The Supreme Court also stated:
“Unreasonable searches and seizures are the menace against which the constitutional guarantees afford full protection. While the power to search and seize may at times be necessary for public welfare, still it may be exercised and the law enforced without transgressing the constitutional rights of the citizens, for no enforcement of any statute is of sufficient importance to justify indifference to the basic principles of government. Those who are supposed to enforce the law are not justified in disregarding the rights of an individual in the name of order. Order is too high a price to pay for the loss of liberty.”
Privacy of documents is so important that: in the case of Zulueta vs.

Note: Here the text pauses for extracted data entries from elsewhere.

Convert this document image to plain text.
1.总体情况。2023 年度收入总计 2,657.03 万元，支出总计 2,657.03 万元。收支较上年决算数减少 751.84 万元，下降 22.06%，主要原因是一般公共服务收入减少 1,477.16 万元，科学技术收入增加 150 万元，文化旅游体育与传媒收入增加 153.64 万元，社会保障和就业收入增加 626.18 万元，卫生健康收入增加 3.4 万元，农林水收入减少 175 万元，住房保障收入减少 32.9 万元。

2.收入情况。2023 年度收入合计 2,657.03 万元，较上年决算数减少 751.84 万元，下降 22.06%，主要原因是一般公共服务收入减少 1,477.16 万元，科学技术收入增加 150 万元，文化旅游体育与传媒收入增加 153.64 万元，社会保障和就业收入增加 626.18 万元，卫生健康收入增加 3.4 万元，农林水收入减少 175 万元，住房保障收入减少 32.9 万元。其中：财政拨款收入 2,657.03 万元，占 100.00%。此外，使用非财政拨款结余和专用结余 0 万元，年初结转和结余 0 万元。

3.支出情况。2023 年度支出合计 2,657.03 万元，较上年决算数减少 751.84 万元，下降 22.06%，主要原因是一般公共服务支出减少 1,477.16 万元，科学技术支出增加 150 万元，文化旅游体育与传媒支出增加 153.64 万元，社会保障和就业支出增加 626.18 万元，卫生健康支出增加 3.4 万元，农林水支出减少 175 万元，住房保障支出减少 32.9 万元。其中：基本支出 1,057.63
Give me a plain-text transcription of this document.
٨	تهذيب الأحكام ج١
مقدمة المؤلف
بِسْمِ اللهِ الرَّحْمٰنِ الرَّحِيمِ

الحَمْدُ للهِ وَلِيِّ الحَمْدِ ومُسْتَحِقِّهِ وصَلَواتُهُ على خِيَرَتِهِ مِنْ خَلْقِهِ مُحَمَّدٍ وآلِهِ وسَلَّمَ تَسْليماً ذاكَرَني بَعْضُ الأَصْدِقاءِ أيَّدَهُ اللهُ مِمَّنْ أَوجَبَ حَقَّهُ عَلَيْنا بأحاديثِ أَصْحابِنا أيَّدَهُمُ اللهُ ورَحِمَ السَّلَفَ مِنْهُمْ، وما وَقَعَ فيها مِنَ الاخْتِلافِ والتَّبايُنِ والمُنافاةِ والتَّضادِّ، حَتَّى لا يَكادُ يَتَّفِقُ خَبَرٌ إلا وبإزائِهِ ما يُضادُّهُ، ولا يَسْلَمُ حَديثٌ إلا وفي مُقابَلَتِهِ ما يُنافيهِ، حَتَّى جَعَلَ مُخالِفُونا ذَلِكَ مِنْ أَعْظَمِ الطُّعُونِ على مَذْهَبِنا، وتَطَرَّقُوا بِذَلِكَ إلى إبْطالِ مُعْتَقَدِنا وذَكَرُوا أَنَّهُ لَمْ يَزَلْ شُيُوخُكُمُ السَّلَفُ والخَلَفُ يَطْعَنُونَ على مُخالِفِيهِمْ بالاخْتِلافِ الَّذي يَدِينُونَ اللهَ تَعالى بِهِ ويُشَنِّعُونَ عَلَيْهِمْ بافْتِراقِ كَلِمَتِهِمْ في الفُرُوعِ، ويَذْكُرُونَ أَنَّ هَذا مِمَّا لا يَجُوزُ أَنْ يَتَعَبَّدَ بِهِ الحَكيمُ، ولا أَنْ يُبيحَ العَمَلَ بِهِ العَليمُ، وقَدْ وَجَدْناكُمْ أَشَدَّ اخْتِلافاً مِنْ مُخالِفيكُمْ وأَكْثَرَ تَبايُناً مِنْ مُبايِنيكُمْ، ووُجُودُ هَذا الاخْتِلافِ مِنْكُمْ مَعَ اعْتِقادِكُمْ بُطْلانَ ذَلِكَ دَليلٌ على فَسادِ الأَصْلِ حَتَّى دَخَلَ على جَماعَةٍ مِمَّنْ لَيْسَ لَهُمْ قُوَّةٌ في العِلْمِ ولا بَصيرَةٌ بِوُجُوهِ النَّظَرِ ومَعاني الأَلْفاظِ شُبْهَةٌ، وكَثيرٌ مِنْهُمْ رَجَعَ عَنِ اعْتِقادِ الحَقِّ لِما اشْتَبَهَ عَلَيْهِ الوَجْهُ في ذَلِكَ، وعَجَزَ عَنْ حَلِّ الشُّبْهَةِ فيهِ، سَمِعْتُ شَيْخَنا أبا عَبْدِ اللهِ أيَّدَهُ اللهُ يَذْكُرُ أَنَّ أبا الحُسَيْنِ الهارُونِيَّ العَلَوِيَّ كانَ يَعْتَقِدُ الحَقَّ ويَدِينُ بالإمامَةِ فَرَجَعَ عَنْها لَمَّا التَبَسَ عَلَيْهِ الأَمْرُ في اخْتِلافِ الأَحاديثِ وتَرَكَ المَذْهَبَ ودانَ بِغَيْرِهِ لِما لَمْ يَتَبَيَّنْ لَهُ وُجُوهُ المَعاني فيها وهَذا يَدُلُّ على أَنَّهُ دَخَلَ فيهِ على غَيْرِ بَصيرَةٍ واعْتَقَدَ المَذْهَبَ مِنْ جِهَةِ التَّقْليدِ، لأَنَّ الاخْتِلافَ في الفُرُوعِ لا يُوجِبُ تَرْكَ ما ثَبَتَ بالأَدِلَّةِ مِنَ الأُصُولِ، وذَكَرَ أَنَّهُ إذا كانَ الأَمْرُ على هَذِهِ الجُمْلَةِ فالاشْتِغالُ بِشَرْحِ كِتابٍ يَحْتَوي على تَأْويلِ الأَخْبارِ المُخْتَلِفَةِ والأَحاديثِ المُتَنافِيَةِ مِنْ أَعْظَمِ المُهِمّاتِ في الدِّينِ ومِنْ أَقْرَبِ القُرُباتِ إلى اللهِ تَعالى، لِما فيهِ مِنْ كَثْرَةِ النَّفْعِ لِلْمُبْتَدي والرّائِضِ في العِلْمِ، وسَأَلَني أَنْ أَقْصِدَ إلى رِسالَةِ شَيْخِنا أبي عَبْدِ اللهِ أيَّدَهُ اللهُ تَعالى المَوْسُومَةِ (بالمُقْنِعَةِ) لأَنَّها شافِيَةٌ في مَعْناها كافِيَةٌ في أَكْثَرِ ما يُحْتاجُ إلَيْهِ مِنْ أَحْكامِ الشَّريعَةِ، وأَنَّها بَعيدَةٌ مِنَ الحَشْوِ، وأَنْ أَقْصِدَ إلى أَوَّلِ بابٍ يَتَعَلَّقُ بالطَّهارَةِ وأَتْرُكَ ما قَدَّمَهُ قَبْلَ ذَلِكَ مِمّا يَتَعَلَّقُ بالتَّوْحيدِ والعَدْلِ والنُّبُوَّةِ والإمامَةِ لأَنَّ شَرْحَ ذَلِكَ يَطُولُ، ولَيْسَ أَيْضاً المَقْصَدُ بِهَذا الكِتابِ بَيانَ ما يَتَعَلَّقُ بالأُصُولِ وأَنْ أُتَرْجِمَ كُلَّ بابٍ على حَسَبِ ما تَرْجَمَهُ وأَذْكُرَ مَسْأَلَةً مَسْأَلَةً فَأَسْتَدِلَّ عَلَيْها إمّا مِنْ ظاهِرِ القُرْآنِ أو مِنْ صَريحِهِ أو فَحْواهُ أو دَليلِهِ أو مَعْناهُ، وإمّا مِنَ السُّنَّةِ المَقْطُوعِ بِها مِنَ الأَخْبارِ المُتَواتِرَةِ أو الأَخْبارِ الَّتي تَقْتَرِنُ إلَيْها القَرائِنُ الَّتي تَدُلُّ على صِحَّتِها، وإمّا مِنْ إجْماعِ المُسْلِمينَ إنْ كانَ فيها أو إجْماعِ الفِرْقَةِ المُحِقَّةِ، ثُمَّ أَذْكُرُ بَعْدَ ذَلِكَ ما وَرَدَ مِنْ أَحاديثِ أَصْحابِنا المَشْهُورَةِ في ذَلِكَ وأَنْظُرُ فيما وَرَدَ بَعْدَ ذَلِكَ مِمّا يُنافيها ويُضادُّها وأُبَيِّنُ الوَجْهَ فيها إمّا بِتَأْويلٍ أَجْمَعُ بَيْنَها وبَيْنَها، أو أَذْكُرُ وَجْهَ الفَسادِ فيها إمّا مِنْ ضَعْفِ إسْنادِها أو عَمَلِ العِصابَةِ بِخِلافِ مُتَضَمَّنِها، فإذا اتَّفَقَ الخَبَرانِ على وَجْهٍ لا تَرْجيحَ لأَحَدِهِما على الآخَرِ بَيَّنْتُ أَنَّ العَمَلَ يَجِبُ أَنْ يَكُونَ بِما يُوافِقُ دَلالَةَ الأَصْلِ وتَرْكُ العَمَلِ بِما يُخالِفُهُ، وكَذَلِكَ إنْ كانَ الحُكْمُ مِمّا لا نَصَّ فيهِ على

CA ( Feb. 1986) it was held that pictures and love letters proving the infidelity of the husband, kept by him in his private clinic, taken by the wife without the knowledge of the husband, are inadmissible as evidence for being obtained in violation of the husband’s privacy of communication and correspondence.
Furthermore Sec 1 of the Writ of Habeas Data provides:
The writ of habeas data is a remedy available to any person whose right to privacy in life, liberty or security is violated or threatened by an unlawful act or omission of a public official or employee, or of a private individual or entity engaged in the gathering, collecting or storing of data or information regarding the person, family, home and correspondence of the aggrieved party.
Imagine that, if your wife cannot violate your privacy to such, than that means it is that inviolable. A remedy has also been provided by the preceding statute in case of such violation.
In closing, the search done in airports, although voluntary, should only be limited to the laptop itself, not to its contents. In this case, we should not rely on the Jurisprudence of other countries since our laws with regard to technology is still in need of reshaping and be developed better.